Lateral space is seen as more desirable in these super-prime developments, so the staircase that runs up the center of the apartment has been made an impressive architectural feature in itself, with a textured bronze wall running the height of the void, creating the required vibe – Dr. No’s lair meets modernist Brazilian hotel.
The staircase, made a design feature in its own right with a textured bronze wall and an abacus-like balustrade.
Plump scallop-edged chairs add a dash of 1930s glamour to the mix.
The master bedroom features a lighter, feminine style, with a white marble console to echo the black one in the living area.
Although there is a recurring palette of colors and materials used throughout – with lots of bronze, smoked glass, and almond gold – there is also a nice tension between masculine and feminine. The feature lighting on the top floor, made bespoke by Otoro (as was all of the lighting), is a case in point. The living area has a tubular brass and glass fixture that is all regularity and right-angles while hanging above the dining table in the adjacent room is Otoro’s interpretation of a ‘natural history’ brief, a piece of driftwood cast in bronze, dripping with smoke-tinted crystals. “We wanted something structural and substantial [in the living area] that dominates the ceiling, whereas, in the dining room, it had to be elegant and glitzy,” says Bignell.
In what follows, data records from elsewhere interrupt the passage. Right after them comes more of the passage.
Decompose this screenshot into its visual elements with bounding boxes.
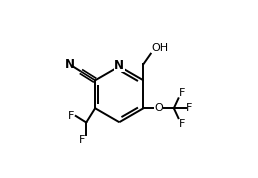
- Text: F: F: [68, 111, 74, 121]
- Text: F: F: [179, 88, 185, 98]
- Text: OH: OH: [151, 43, 168, 53]
- Text: F: F: [186, 103, 193, 113]
- Text: F: F: [179, 119, 185, 129]
- Text: F: F: [78, 135, 85, 145]
- Text: N: N: [114, 59, 124, 72]
- Text: N: N: [65, 58, 75, 71]
- Text: O: O: [154, 103, 163, 113]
The master bedroom suite mixes hand-painted de Gournay wallpaper in the bedroom itself, with a more masculine look for the adjacent bathroom, with walls and countertops in Sahara Noire marble, a black stone with dramatic slashes of white and bronze. Swathes of book-matched marble and timber veneer are recurring features throughout the apartment.
Subtly iridescent details include mother-of-pearl marquetry on the skirting, and Venetian mirror on the headboard.
A visual pun in one of the bathrooms, where the zebras match the marble.
Most of the furniture was made by Manzard, a sister company to Otoro, with the same design and manufacturing team; its bespoke work includes marble-topped console tables with roundels of antiqued Venetian mirror, and more marble and mirror for the multi-level coffee tables, set into a frame of flamed steel. The impressive dining table has a polished timber top inlaid with slices of agate, with bronze legs. Everywhere you look, there are lustrous touches that give off a subtle gleam: unsurprisingly, this is a place that transforms at night, when artificial light picks up every reflective surface, from the platinum-brushed oak floors to the mother-of-pearl marquetry set into the skirting boards in the master bedroom. Bignell says the space makes “a hell of statement”, both in its unusual aesthetic and its quest for perfection down to every detail. “I’ve always lived by the philosophy that design is invisible unless it’s broken. When you walk into a room, the things that you notice are the things that are wrong; if you don’t see anything, you know that everything just fits.”